One of the central themes in Judaism is the concept of thanksgiving. Indeed, we are called “Yehudim,” a name derived from the name Yehudah. Leah gave Yehudah that name because if reflected her profound appreciation to Hashem for granting her this child. She felt she now had more than she deserved. The Gerer Rebbe, zl, comments that every “Yehudi” should feel that whatever he receives from Hashem is more than he actually deserves.

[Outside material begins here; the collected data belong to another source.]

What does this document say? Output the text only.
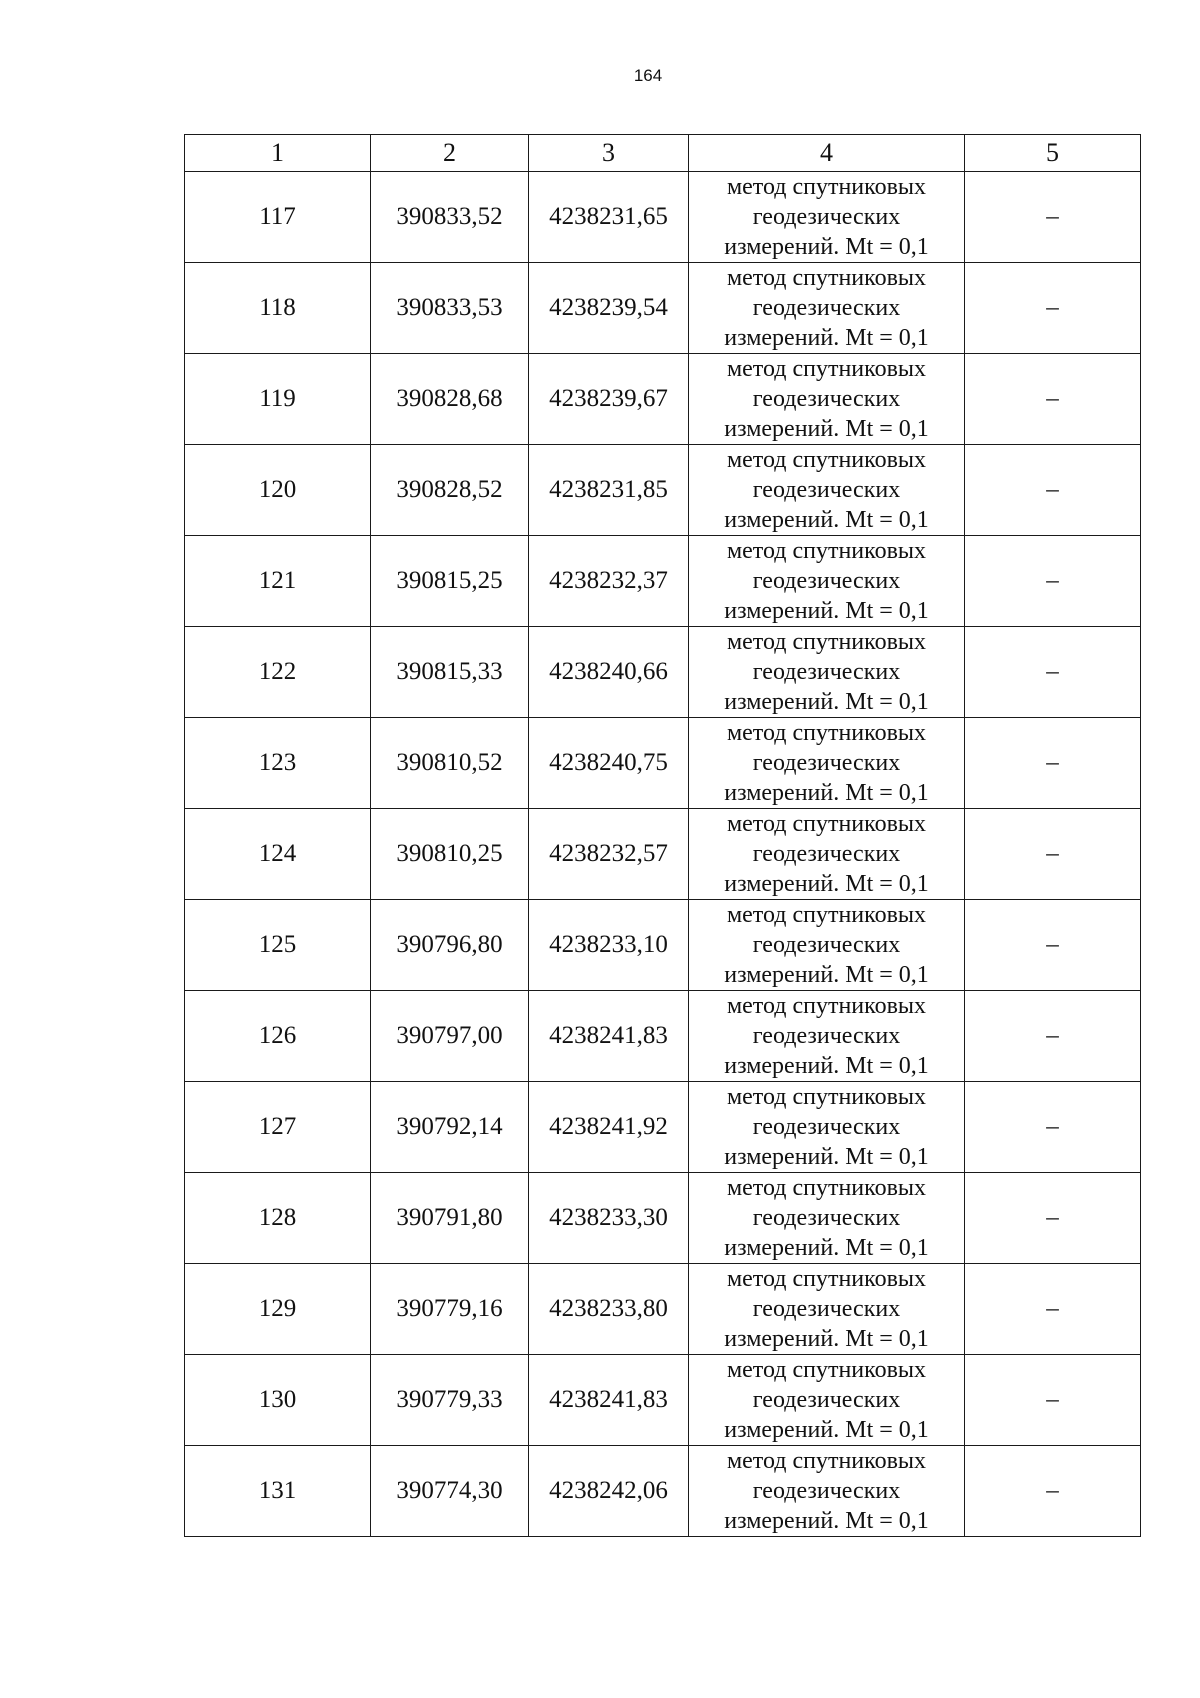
164
1	2	3	4	5
117	390833,52	4238231,65	метод спутниковых
геодезических
измерений. Mt = 0,1	–
118	390833,53	4238239,54	метод спутниковых
геодезических
измерений. Mt = 0,1	–
119	390828,68	4238239,67	метод спутниковых
геодезических
измерений. Mt = 0,1	–
120	390828,52	4238231,85	метод спутниковых
геодезических
измерений. Mt = 0,1	–
121	390815,25	4238232,37	метод спутниковых
геодезических
измерений. Mt = 0,1	–
122	390815,33	4238240,66	метод спутниковых
геодезических
измерений. Mt = 0,1	–
123	390810,52	4238240,75	метод спутниковых
геодезических
измерений. Mt = 0,1	–
124	390810,25	4238232,57	метод спутниковых
геодезических
измерений. Mt = 0,1	–
125	390796,80	4238233,10	метод спутниковых
геодезических
измерений. Mt = 0,1	–
126	390797,00	4238241,83	метод спутниковых
геодезических
измерений. Mt = 0,1	–
127	390792,14	4238241,92	метод спутниковых
геодезических
измерений. Mt = 0,1	–
128	390791,80	4238233,30	метод спутниковых
геодезических
измерений. Mt = 0,1	–
129	390779,16	4238233,80	метод спутниковых
геодезических
измерений. Mt = 0,1	–
130	390779,33	4238241,83	метод спутниковых
геодезических
измерений. Mt = 0,1	–
131	390774,30	4238242,06	метод спутниковых
геодезических
измерений. Mt = 0,1	–
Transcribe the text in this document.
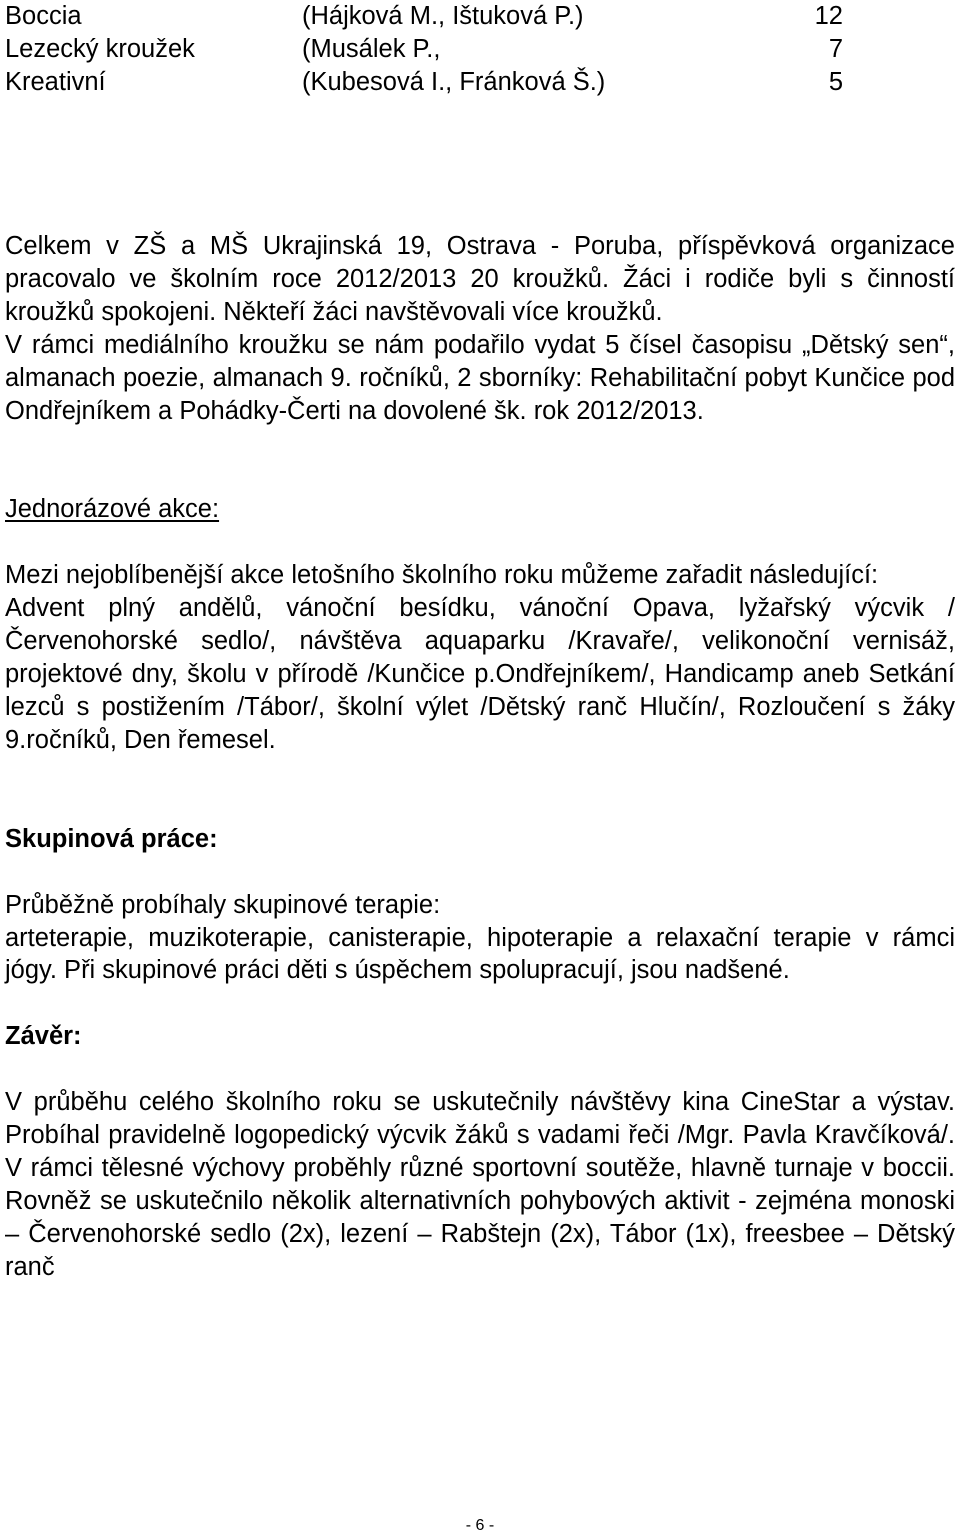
Boccia	(Hájková M., Ištuková P.)	12
Lezecký kroužek	(Musálek P.,	7
Kreativní	(Kubesová I., Fránková Š.)	5

Celkem v ZŠ a MŠ Ukrajinská 19, Ostrava - Poruba, příspěvková organizace pracovalo ve školním roce 2012/2013 20 kroužků. Žáci i rodiče byli s činností kroužků spokojeni. Někteří žáci navštěvovali více kroužků.

V rámci mediálního kroužku se nám podařilo vydat 5 čísel časopisu „Dětský sen“, almanach poezie, almanach 9. ročníků, 2 sborníky: Rehabilitační pobyt Kunčice pod Ondřejníkem a Pohádky-Čerti na dovolené šk. rok 2012/2013.

Jednorázové akce:

Mezi nejoblíbenější akce letošního školního roku můžeme zařadit následující:

Advent plný andělů, vánoční besídku, vánoční Opava, lyžařský výcvik /Červenohorské sedlo/, návštěva aquaparku /Kravaře/, velikonoční vernisáž, projektové dny, školu v přírodě /Kunčice p.Ondřejníkem/, Handicamp aneb Setkání lezců s postižením /Tábor/, školní výlet /Dětský ranč Hlučín/, Rozloučení s žáky 9.ročníků, Den řemesel.

Skupinová práce:

Průběžně probíhaly skupinové terapie:

arteterapie, muzikoterapie, canisterapie, hipoterapie a relaxační terapie v rámci jógy. Při skupinové práci děti s úspěchem spolupracují, jsou nadšené.

Závěr:

V průběhu celého školního roku se uskutečnily návštěvy kina CineStar a výstav. Probíhal pravidelně logopedický výcvik žáků s vadami řeči /Mgr. Pavla Kravčíková/. V rámci tělesné výchovy proběhly různé sportovní soutěže, hlavně turnaje v boccii. Rovněž se uskutečnilo několik alternativních pohybových aktivit - zejména monoski – Červenohorské sedlo (2x), lezení – Rabštejn (2x), Tábor (1x), freesbee – Dětský ranč

- 6 -
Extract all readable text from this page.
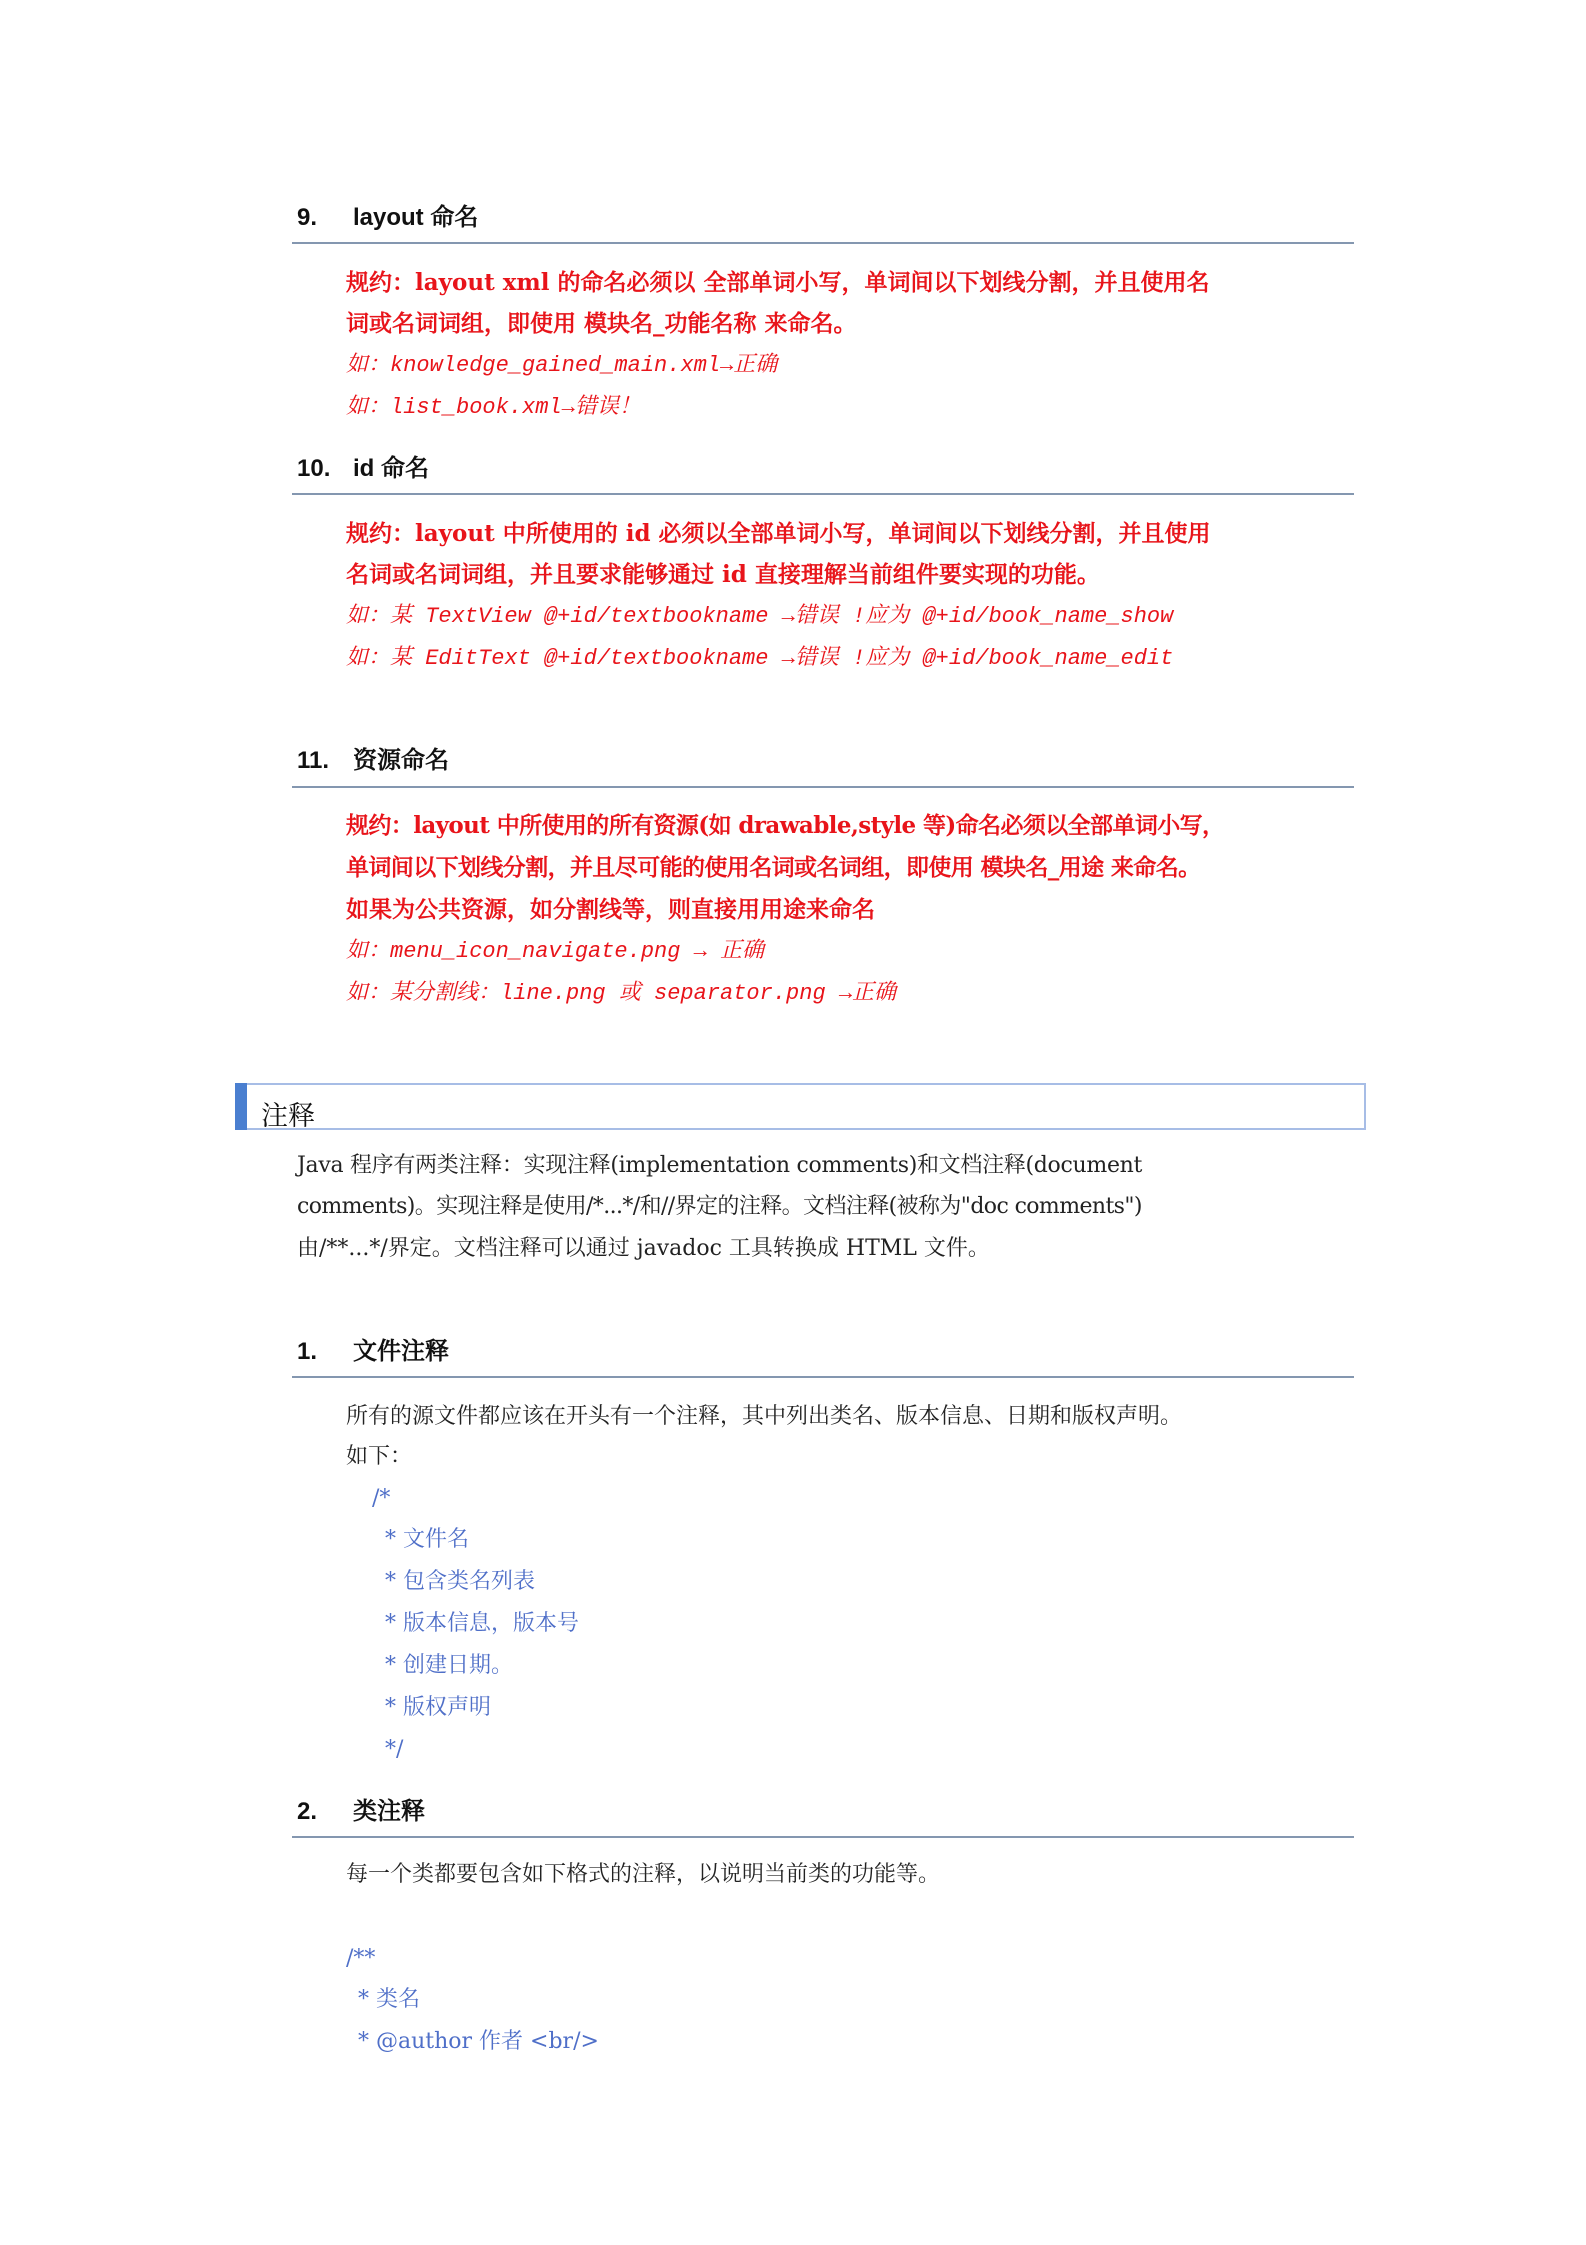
9. layout 命名
规约：layout xml 的命名必须以 全部单词小写，单词间以下划线分割，并且使用名
词或名词词组，即使用 模块名_功能名称 来命名。
如：knowledge_gained_main.xml→正确
如：list_book.xml→错误！
10. id 命名
规约：layout 中所使用的 id 必须以全部单词小写，单词间以下划线分割，并且使用
名词或名词词组，并且要求能够通过 id 直接理解当前组件要实现的功能。
如：某 TextView @+id/textbookname →错误 !应为 @+id/book_name_show
如：某 EditText @+id/textbookname →错误 !应为 @+id/book_name_edit
11. 资源命名
规约：layout 中所使用的所有资源(如 drawable,style 等)命名必须以全部单词小写，
单词间以下划线分割，并且尽可能的使用名词或名词组，即使用 模块名_用途 来命名。
如果为公共资源，如分割线等，则直接用用途来命名
如：menu_icon_navigate.png → 正确
如：某分割线：line.png 或 separator.png →正确
注释
Java 程序有两类注释：实现注释(implementation comments)和文档注释(document
comments)。实现注释是使用/*...*/和//界定的注释。文档注释(被称为"doc comments")
由/**...*/界定。文档注释可以通过 javadoc 工具转换成 HTML 文件。
1. 文件注释
所有的源文件都应该在开头有一个注释，其中列出类名、版本信息、日期和版权声明。
如下：
/*
* 文件名
* 包含类名列表
* 版本信息，版本号
* 创建日期。
* 版权声明
*/
2. 类注释
每一个类都要包含如下格式的注释，以说明当前类的功能等。
/**
* 类名
* @author 作者 <br/>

Our first words when we arise in the morning are, “Modeh Ani Le’fanecha,” “I thank you Hashem.” These opening words should set the tone for our daily relationship with Hashem. As one gadol once said, “We would do well to reflect upon the “Ani,” “I,” and the “Le’fanecha,” “You (Hashem).” When we realize who we really are and before Whom we stand, our sense of appreciation would be greatly enhanced.
As a result of their ego, many people have a serious problem expressing gratitude. This inadequacy is a sickness. As a result of one’s vanity he either does not acknowledge Hashem as His Benefactor, or he thinks that he is entitled to Hashem’s gift. This is not the way a Jew should act. We should seek the good in everything that happens to us and acknowledge it. By constantly thanking Hashem, we will come to realize our dependence upon Him.
The Korban Todah was the only korban that was eaten for only one day. The Sfas Emes states that every day brings with it new goodness and favor from Hashem. Consequently, one owes new gratitude to Hashem for His constant beneficence every day. We may add that the effect of the kindness received continues on and on. Thus, it renews itself daily. We fail to appreciate the favors rendered to us when we were younger. Alternatively, we think that by saying “thank you” once, or giving the standard gift, that we have accomplished our “pay back.” If we have thrived as a result of another’s kindness, then our entire life has virtually changed.
Everyday is, therefore, a new gift. Regrettably, we tend to forget all those from whom we have benefitted when we were younger. The rebbe/teacher who helped us when we were starting out, the older bachur in the yeshivah, the counselor in camp, etc. Our memory concerning those who have catalyzed our positive growth is prone to lapses. We have a propensity to have short-lived memories when it comes to acknowledging a favor. This attitude goes against the very fiber of Judaism. We can develop into constructive Jews only by overcoming this self-centered approach and learning to acknowledge others’ contribution to our personal growth.